The budget for the production of the report is based on current printing costs.
|channel ferry: 2 vehicles, trailer, 7 men||145.20|
|air and bus: 2 men||60.00|
|vehicle costs: fuel||95.55|
|maintenance, depreciation, tax||101.00|
|photographic and survey equipment:||15.00|
|personal living expenses:||315.00|
|less personal contributions:||495.00|
|to be raised:||495.75|
The clubs committee have agreed to a loan of £330 to meet the cost of a vehicle. We anticipate buying a Landrover for approximately £350 to ensure that there will be no difficulty in recovering the original sum: the maintenance carried out for Spain will guarantee this. The loan is due for repayment by Michaelmas 1973. No further progress can be made until the expedition has cover for the insurance and road tax costs.
2. Channel Ferry
A review of the 1973 tariffs has shown that the most economical route is via the Southampton - Le Havre crossing. Reservations have been made on the Townsend Thoresen ferries leaving on July 4th, and returning on August 12th.The finance statement above has been amended to allow for this revised plan: the fuel budget is based on a total mileage of 2200m per vehicle and the current petrol cost in England, France and Spain.
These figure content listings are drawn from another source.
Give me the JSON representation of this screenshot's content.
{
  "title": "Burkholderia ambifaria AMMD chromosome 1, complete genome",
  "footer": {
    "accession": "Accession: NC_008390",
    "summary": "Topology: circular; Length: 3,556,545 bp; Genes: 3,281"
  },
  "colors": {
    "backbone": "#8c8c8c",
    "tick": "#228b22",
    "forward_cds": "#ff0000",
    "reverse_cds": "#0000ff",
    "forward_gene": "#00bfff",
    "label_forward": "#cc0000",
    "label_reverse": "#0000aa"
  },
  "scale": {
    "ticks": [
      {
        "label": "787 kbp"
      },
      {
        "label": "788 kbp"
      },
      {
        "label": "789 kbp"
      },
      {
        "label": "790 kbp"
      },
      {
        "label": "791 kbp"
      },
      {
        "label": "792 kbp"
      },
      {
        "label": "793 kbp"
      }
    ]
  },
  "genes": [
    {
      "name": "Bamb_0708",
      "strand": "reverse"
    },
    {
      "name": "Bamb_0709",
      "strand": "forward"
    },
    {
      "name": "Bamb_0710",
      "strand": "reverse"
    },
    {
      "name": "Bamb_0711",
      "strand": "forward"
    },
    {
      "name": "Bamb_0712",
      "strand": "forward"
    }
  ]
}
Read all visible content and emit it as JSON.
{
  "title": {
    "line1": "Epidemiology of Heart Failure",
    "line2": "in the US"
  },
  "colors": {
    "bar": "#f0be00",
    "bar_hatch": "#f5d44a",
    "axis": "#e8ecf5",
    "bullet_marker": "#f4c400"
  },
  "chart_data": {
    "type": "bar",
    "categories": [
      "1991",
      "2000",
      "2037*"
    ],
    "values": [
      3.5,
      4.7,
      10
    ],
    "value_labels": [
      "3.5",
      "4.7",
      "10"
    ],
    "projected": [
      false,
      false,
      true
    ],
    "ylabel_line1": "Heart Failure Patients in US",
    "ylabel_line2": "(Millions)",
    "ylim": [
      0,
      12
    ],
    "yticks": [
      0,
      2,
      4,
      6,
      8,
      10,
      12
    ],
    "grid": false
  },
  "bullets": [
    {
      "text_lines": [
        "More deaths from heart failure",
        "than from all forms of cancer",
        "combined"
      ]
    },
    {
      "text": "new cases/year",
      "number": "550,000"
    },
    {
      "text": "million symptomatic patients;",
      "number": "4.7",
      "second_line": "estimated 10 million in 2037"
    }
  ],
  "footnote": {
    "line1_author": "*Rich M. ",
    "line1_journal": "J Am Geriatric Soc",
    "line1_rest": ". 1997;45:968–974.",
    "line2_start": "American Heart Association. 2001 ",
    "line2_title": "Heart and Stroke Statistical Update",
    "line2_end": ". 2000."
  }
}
3. Permission. Two separate applications have been made to the Spanish authorities, one to the Comision Nacional de Geologia and the other to the Comite do Espeologia. Dr Cox has received information from contacts in Spain that the relevant departments are processing our request, and that a permit is to be issued in the near future.
The expedition has now been officially recognised by the University of Oxford., and given full APPROVAL as an official University Expedition.
The Cave Research Group of Great Britain have given the expedition their full support.
Other applications are pending.
The Oxford University Exploration Club have approved the expedition as being worthy of support and will recommend the support of manufacturers and traders in the supply of equipment.